The definition of “internet access” includes:
(a) a service that enables users to connect to the internet to access content, information, or other services offered over the internet;
(b) the purchase, use, or sale of telecommunications by a provider of a service described in (a) to the extent those telecommunications are purchased, used, or sold to provide that service; or to otherwise enable users to access content, information or other services offered over the internet;
(c) services that are incidental to the provision of the service described in (a) when furnished to users as part of that service, such as a home page, email and instant messaging (including voice and video capable email and instant messaging), video clips, and personal electronic storage capacity; and
(d) a home page, email, and instant messaging (including voice and video capable email mail and instant messaging), video clips, and personal electronic storage capacity, that are provided independently or not packaged with internet access.
Internet access does not include voice, audio or video programming, or other products and services (except services described in (a), (b), (c), or (d)) that utilize internet protocol or any successor protocol and for which there is a charge that is either separately stated or aggregated with the charge for services in (a), (b), (c), or (d).

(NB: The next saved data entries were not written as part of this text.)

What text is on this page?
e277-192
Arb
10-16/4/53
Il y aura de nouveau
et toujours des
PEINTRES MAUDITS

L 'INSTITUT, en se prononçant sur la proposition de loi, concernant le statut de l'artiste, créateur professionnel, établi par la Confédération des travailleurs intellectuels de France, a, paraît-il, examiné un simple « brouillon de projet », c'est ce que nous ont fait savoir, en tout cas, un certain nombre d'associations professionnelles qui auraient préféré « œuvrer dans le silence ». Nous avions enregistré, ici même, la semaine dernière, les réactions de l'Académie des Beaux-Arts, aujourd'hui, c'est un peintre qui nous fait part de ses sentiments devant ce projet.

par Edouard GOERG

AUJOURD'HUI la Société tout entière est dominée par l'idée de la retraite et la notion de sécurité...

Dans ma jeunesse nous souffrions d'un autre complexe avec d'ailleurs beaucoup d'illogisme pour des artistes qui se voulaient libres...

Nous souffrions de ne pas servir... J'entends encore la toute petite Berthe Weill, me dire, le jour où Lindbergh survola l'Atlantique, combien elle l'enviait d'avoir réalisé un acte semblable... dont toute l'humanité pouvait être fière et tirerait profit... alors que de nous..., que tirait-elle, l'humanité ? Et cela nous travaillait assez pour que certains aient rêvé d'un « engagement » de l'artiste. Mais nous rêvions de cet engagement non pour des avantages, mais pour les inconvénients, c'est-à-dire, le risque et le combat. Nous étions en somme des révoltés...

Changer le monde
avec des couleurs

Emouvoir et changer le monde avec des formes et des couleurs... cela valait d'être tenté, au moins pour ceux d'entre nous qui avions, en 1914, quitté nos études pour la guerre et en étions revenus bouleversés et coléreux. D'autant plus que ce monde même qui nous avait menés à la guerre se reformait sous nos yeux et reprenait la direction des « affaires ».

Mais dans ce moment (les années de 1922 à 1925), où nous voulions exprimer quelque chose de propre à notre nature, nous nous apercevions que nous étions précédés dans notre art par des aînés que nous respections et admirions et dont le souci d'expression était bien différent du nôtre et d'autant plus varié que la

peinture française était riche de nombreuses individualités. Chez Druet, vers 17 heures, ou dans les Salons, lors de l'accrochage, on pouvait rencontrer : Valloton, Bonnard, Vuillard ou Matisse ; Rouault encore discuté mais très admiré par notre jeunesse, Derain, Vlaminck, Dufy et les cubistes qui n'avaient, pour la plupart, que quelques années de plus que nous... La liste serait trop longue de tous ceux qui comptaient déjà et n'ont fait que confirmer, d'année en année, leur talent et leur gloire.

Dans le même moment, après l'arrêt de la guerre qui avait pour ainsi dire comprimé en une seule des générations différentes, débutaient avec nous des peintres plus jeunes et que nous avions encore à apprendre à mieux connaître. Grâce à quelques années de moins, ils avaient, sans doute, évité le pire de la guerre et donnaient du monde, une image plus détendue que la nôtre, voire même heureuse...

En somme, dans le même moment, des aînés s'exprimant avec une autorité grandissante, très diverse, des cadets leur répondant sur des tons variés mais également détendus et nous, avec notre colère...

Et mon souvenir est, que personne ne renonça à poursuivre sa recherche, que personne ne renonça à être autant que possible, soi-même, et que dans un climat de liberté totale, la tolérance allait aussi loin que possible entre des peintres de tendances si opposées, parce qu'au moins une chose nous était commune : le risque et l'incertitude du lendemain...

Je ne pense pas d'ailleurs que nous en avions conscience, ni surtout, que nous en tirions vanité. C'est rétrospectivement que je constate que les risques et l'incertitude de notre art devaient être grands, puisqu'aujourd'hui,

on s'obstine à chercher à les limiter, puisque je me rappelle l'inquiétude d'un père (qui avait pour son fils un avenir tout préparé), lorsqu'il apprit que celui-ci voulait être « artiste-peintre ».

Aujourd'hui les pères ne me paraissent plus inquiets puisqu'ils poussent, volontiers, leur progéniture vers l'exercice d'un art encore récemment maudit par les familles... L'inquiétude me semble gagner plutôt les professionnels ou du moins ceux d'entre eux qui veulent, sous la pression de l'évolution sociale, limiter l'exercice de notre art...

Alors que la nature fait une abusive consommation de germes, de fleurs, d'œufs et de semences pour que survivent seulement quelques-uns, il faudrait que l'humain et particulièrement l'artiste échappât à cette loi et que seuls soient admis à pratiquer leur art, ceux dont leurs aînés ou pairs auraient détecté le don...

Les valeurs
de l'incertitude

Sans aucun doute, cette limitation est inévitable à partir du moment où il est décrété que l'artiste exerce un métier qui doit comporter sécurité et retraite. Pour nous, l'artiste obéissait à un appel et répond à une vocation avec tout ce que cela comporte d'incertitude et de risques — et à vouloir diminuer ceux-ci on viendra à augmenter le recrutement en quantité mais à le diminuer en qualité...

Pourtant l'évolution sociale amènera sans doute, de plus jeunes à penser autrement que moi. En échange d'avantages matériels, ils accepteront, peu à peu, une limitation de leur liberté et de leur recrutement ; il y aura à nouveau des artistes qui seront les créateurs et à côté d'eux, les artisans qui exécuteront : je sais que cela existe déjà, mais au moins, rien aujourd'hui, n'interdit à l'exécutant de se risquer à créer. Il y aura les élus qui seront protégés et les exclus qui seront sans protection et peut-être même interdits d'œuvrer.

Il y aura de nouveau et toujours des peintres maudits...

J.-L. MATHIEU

Sections 40-21-80 and 40-21-100, Code of Ala. 1975, exempt internet access charges from the Utility Gross Receipts Tax and the Utility Service Use Tax.
Telecommunications services such as telephone services, cellular services, paging services, and fax services that are not used to provide access to the internet are subject to tax.

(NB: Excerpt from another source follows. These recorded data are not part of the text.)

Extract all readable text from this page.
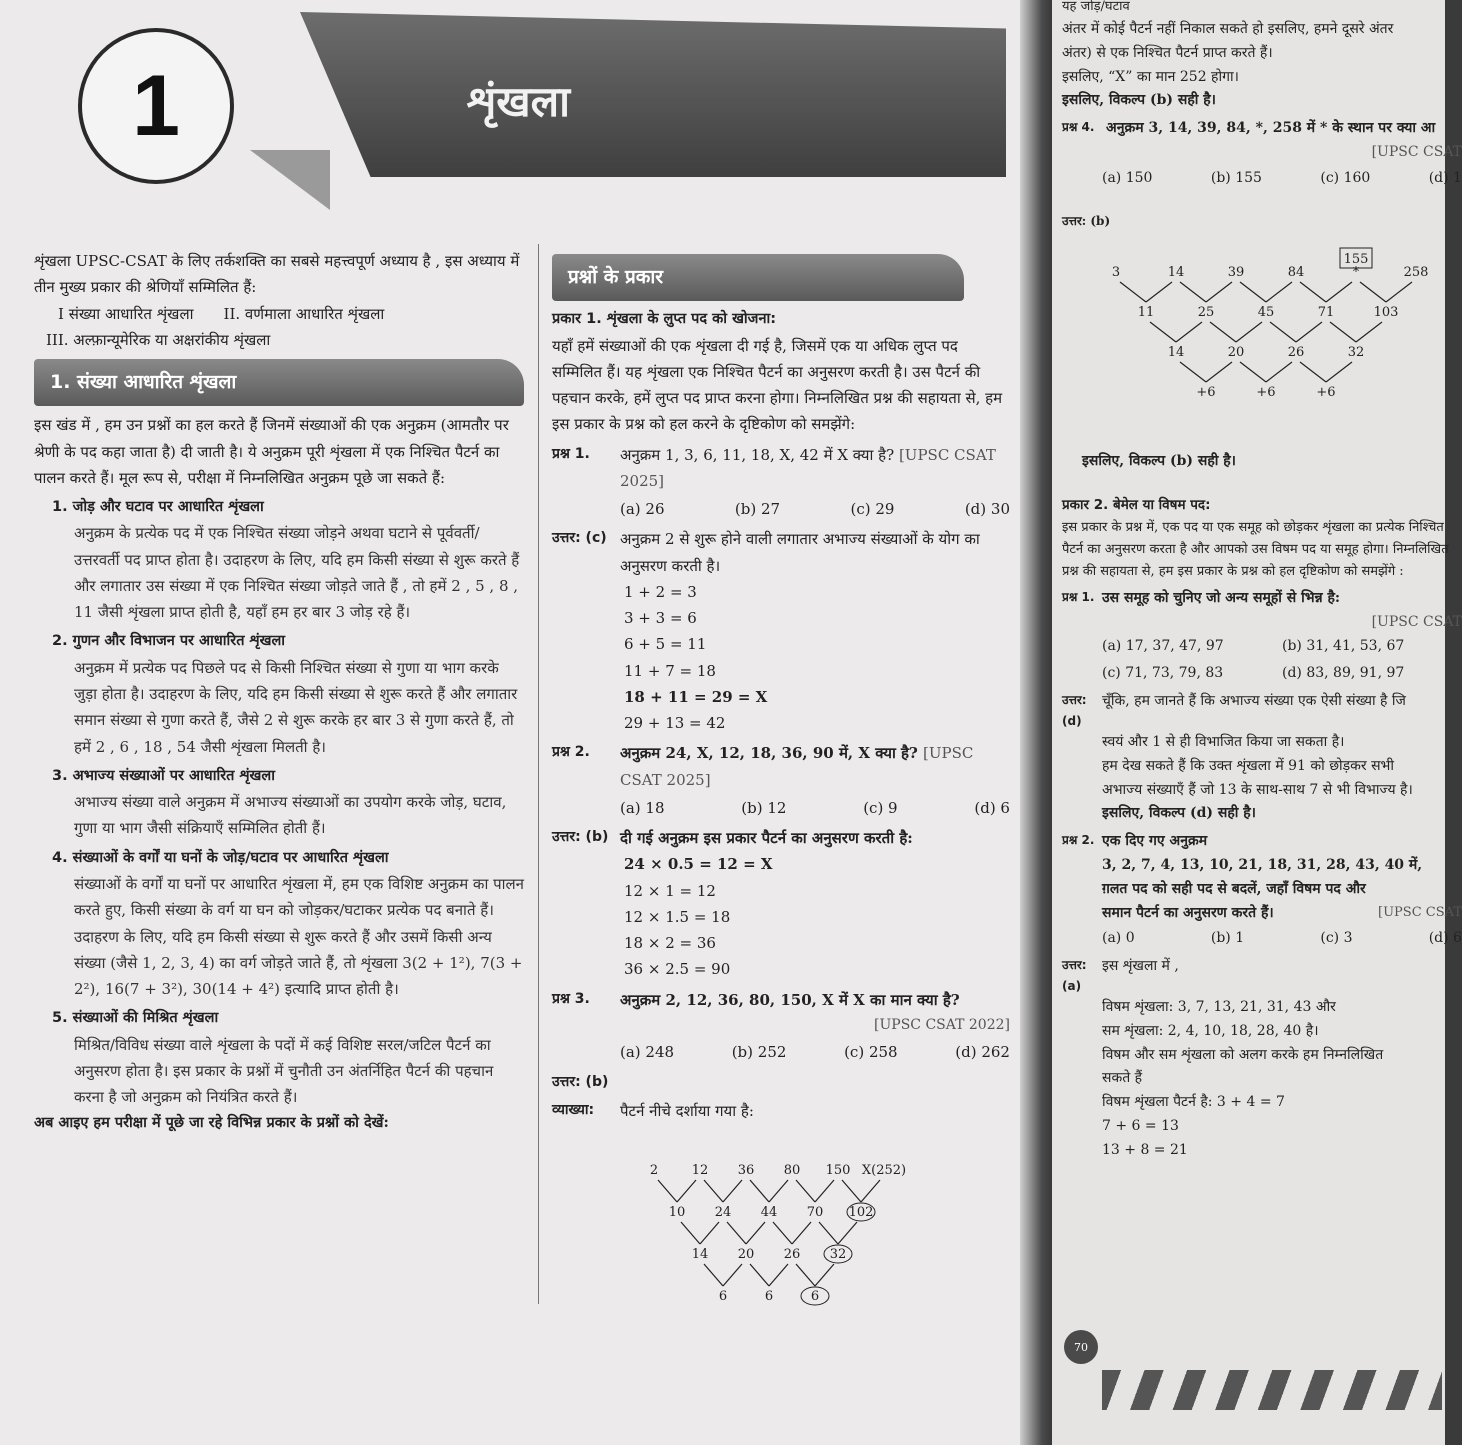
1	शृंखला

शृंखला UPSC-CSAT के लिए तर्कशक्ति का सबसे महत्त्वपूर्ण अध्याय है , इस अध्याय में तीन मुख्य प्रकार की श्रेणियाँ सम्मिलित हैं:

I संख्या आधारित शृंखला II. वर्णमाला आधारित शृंखला

III. अल्फ़ान्यूमेरिक या अक्षरांकीय शृंखला

1. संख्या आधारित शृंखला

इस खंड में , हम उन प्रश्नों का हल करते हैं जिनमें संख्याओं की एक अनुक्रम (आमतौर पर श्रेणी के पद कहा जाता है) दी जाती है। ये अनुक्रम पूरी शृंखला में एक निश्चित पैटर्न का पालन करते हैं। मूल रूप से, परीक्षा में निम्नलिखित अनुक्रम पूछे जा सकते हैं:

1. जोड़ और घटाव पर आधारित शृंखला

अनुक्रम के प्रत्येक पद में एक निश्चित संख्या जोड़ने अथवा घटाने से पूर्ववर्ती/उत्तरवर्ती पद प्राप्त होता है। उदाहरण के लिए, यदि हम किसी संख्या से शुरू करते हैं और लगातार उस संख्या में एक निश्चित संख्या जोड़ते जाते हैं , तो हमें 2 , 5 , 8 , 11 जैसी शृंखला प्राप्त होती है, यहाँ हम हर बार 3 जोड़ रहे हैं।

2. गुणन और विभाजन पर आधारित शृंखला

अनुक्रम में प्रत्येक पद पिछले पद से किसी निश्चित संख्या से गुणा या भाग करके जुड़ा होता है। उदाहरण के लिए, यदि हम किसी संख्या से शुरू करते हैं और लगातार समान संख्या से गुणा करते हैं, जैसे 2 से शुरू करके हर बार 3 से गुणा करते हैं, तो हमें 2 , 6 , 18 , 54 जैसी शृंखला मिलती है।

3. अभाज्य संख्याओं पर आधारित शृंखला

अभाज्य संख्या वाले अनुक्रम में अभाज्य संख्याओं का उपयोग करके जोड़, घटाव, गुणा या भाग जैसी संक्रियाएँ सम्मिलित होती हैं।

4. संख्याओं के वर्गों या घनों के जोड़/घटाव पर आधारित शृंखला

संख्याओं के वर्गों या घनों पर आधारित शृंखला में, हम एक विशिष्ट अनुक्रम का पालन करते हुए, किसी संख्या के वर्ग या घन को जोड़कर/घटाकर प्रत्येक पद बनाते हैं। उदाहरण के लिए, यदि हम किसी संख्या से शुरू करते हैं और उसमें किसी अन्य संख्या (जैसे 1, 2, 3, 4) का वर्ग जोड़ते जाते हैं, तो शृंखला 3(2 + 1²), 7(3 + 2²), 16(7 + 3²), 30(14 + 4²) इत्यादि प्राप्त होती है।

5. संख्याओं की मिश्रित शृंखला

मिश्रित/विविध संख्या वाले शृंखला के पदों में कई विशिष्ट सरल/जटिल पैटर्न का अनुसरण होता है। इस प्रकार के प्रश्नों में चुनौती उन अंतर्निहित पैटर्न की पहचान करना है जो अनुक्रम को नियंत्रित करते हैं।

अब आइए हम परीक्षा में पूछे जा रहे विभिन्न प्रकार के प्रश्नों को देखें:

प्रश्नों के प्रकार
प्रकार 1. शृंखला के लुप्त पद को खोजना:

यहाँ हमें संख्याओं की एक शृंखला दी गई है, जिसमें एक या अधिक लुप्त पद सम्मिलित हैं। यह शृंखला एक निश्चित पैटर्न का अनुसरण करती है। उस पैटर्न की पहचान करके, हमें लुप्त पद प्राप्त करना होगा। निम्नलिखित प्रश्न की सहायता से, हम इस प्रकार के प्रश्न को हल करने के दृष्टिकोण को समझेंगे:

प्रश्न 1.	अनुक्रम 1, 3, 6, 11, 18, X, 42 में X क्या है? [UPSC CSAT 2025]
(a) 26	(b) 27	(c) 29	(d) 30
उत्तर: (c) अनुक्रम 2 से शुरू होने वाली लगातार अभाज्य संख्याओं के योग का अनुसरण करती है।
1 + 2 = 3
3 + 3 = 6
6 + 5 = 11
11 + 7 = 18
18 + 11 = 29 = X
29 + 13 = 42
प्रश्न 2.	अनुक्रम 24, X, 12, 18, 36, 90 में, X क्या है? [UPSC CSAT 2025]
(a) 18	(b) 12	(c) 9	(d) 6
उत्तर: (b) दी गई अनुक्रम इस प्रकार पैटर्न का अनुसरण करती है:
24 × 0.5 = 12 = X
12 × 1 = 12
12 × 1.5 = 18
18 × 2 = 36
36 × 2.5 = 90
प्रश्न 3.	अनुक्रम 2, 12, 36, 80, 150, X में X का मान क्या है?
[UPSC CSAT 2022]
(a) 248	(b) 252	(c) 258	(d) 262
उत्तर: (b)
व्याख्या:	पैटर्न नीचे दर्शाया गया है:
2	12 36 80 150 X(252)
10 24 44 70 102
14 20 26 32
6	6	6
यह जोड़/घटाव
अंतर में कोई पैटर्न नहीं निकाल सकते हो इसलिए, हमने दूसरे अंतर
अंतर) से एक निश्चित पैटर्न प्राप्त करते हैं।
इसलिए, “X” का मान 252 होगा।
इसलिए, विकल्प (b) सही है।
प्रश्न 4. अनुक्रम 3, 14, 39, 84, *, 258 में * के स्थान पर क्या आ
[UPSC CSAT
(a) 150	(b) 155	(c) 160	(d) 1
उत्तर: (b)
3	14	39	84	*	258
11	25	45	71	103
14	20	26	32
+6	+6	+6
155
इसलिए, विकल्प (b) सही है।
प्रकार 2. बेमेल या विषम पद:

इस प्रकार के प्रश्न में, एक पद या एक समूह को छोड़कर शृंखला का प्रत्येक निश्चित पैटर्न का अनुसरण करता है और आपको उस विषम पद या समूह होगा। निम्नलिखित प्रश्न की सहायता से, हम इस प्रकार के प्रश्न को हल दृष्टिकोण को समझेंगे :

प्रश्न 1. उस समूह को चुनिए जो अन्य समूहों से भिन्न है:
[UPSC CSAT
(a) 17, 37, 47, 97	(b) 31, 41, 53, 67
(c) 71, 73, 79, 83	(d) 83, 89, 91, 97
उत्तर: (d)
चूँकि, हम जानते हैं कि अभाज्य संख्या एक ऐसी संख्या है जि
स्वयं और 1 से ही विभाजित किया जा सकता है।
हम देख सकते हैं कि उक्त शृंखला में 91 को छोड़कर सभी
अभाज्य संख्याएँ हैं जो 13 के साथ-साथ 7 से भी विभाज्य है।
इसलिए, विकल्प (d) सही है।
प्रश्न 2. एक दिए गए अनुक्रम
3, 2, 7, 4, 13, 10, 21, 18, 31, 28, 43, 40 में,
ग़लत पद को सही पद से बदलें, जहाँ विषम पद और
समान पैटर्न का अनुसरण करते हैं।	[UPSC CSAT
(a) 0	(b) 1	(c) 3	(d) 6
उत्तर: (a)
इस शृंखला में ,
विषम शृंखला: 3, 7, 13, 21, 31, 43 और
सम शृंखला: 2, 4, 10, 18, 28, 40 है।
विषम और सम शृंखला को अलग करके हम निम्नलिखित
सकते हैं
विषम शृंखला पैटर्न है: 3 + 4 = 7
7 + 6 = 13
13 + 8 = 21
70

Section 40-21-82, Code of Ala. 1975, levies a privilege or license tax against every utility furnishing telegraph or telephone services in Alabama. The amount of the tax is determined by the application of rates against gross sales or gross receipts from the furnishing of such services in the state. Alabama code provides no exemption or exclusion for telephone services provided by the internet.
Section 40-21-82, Code of Ala. 1975, also allows providers of telephone services to combine or bundle taxable and nontaxable services on one invoice and charge the customer tax on the taxable charges.
Voice over Internet Protocol (VoIP) and any other form of telephony and similar services that utilize internet protocol are not included in the federal moratorium. These types of telephony and telecommunications services continue to be subject to the Alabama Utility Telecommunications Services Tax.